If you know what Murphy’s Law is? Around the year 1950, an American inventor named Edward A Murphy tested a number of high-speed rockets and came to the conclusion that if “Something can go wrong, it would go wrong.” Your legs and sprains have a close relationship. Sprains develop as our muscles’ ligaments or underlying tissues overstretch or break. Sprains may occur as a result of a fall, a sudden snap, or a blow to the body that causes a joint to move out of its usual location.

Treatment: We all like the word ‘RICE,’ but keep that in mind. And only ‘Rice’ will support you with sprains. Rest, apply ice or other cold therapy, cover the affected area with a bandage to avoid swelling, and elevate the sore body portion above the heart level to relieve inflammation.


Hypothermia is described as having an abnormally low body temperature caused by excessive exposure to cold temperatures. A person’s blood supply is limited in the first step. This disorder gradually causes loss of coordination of body activities, fatigue, and drowsiness. Water conducts heat 25 times more quickly than air, meaning you’ll lose heat even quicker if you’re soaked. Hypothermia usually takes about 30 minutes to set in and will kill you in an hour to two hours.

Treatment: It would be impossible to warm up the survivor as long as they manage to breathe freezing air – get them into a shelter. Symptoms will worsen until they are serious. Cold towels, hot water bottles, and body heat should be used to warm them up. Focus on regaining core body temperature.


Sunburn is caused by prolonged exposure to ultraviolet (UV) radiation, not by heat. When we subject our bodies to the sun’s UV light, our skin stops developing melanin, a pigment that protects us from the sun and gives our skin its color. Common symptoms include reddish, hot-to-the-touch skin, discomfort, general weakness, and slight dizziness. It usually takes about 12 hours to experience the full heat of a sunburn, and believe us when we say that you may look tough in your photos, but your skin will peel off and it will be painful.

Sunburn on the skin of the back. Exfoliation, skin peels off. Dangerous sun tan.


Chafing is our skin’s way of protesting inappropriate clothing/shopping decisions. Usually affected by skin-on-skin or clothing-on-skin rubbing. If left unchecked, this friction can inevitably cause inflammation, which can result in rashes, blisters, or raw skin. Chafing can be excruciatingly uncomfortable, making moving impossible.

Chafing can occur during almost any repetitive motion exercise, but it is particularly frequent during long-distance running.

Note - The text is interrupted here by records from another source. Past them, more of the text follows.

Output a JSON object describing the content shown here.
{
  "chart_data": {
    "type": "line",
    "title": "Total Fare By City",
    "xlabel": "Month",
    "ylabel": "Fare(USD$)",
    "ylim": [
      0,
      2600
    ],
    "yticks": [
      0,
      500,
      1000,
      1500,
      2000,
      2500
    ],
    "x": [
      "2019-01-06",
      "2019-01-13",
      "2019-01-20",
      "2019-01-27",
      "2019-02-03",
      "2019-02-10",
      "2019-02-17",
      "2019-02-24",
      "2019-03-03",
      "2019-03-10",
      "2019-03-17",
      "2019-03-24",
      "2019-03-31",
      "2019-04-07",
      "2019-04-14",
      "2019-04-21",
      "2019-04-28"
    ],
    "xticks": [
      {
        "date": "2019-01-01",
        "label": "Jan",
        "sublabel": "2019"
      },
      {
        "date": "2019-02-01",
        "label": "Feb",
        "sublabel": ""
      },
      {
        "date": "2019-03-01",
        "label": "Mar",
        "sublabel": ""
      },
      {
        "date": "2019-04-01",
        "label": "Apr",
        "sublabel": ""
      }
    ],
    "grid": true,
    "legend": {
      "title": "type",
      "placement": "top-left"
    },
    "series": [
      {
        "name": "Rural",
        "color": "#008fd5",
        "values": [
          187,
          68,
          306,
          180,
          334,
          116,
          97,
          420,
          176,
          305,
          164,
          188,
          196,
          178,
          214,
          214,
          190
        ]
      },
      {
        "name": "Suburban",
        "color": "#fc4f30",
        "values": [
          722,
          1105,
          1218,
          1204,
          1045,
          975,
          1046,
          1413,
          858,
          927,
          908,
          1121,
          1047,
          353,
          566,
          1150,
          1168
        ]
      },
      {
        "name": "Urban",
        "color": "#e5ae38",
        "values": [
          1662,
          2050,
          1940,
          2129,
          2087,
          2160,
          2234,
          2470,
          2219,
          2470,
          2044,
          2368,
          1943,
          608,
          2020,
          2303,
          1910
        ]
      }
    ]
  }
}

Treatment: Typically, a person that suffers from leg cramps is someone that is not accustomed to hiking and has done a long walk that puts so much pressure on their muscles at once. Instead of nursing a serious cramp, work your way up steadily and enable your muscles to get used to hiking and engage in daily exercise, which will eventually help to improve your leg muscles. If you should get cramps, stop filling the muscle immediately, drink lots of water, and stretch the muscle to relieve the pain. cycling. Ill-fitting clothes, materials that do not wick moisture, temperature, and sweat are all causes that can induce or lead to chafing.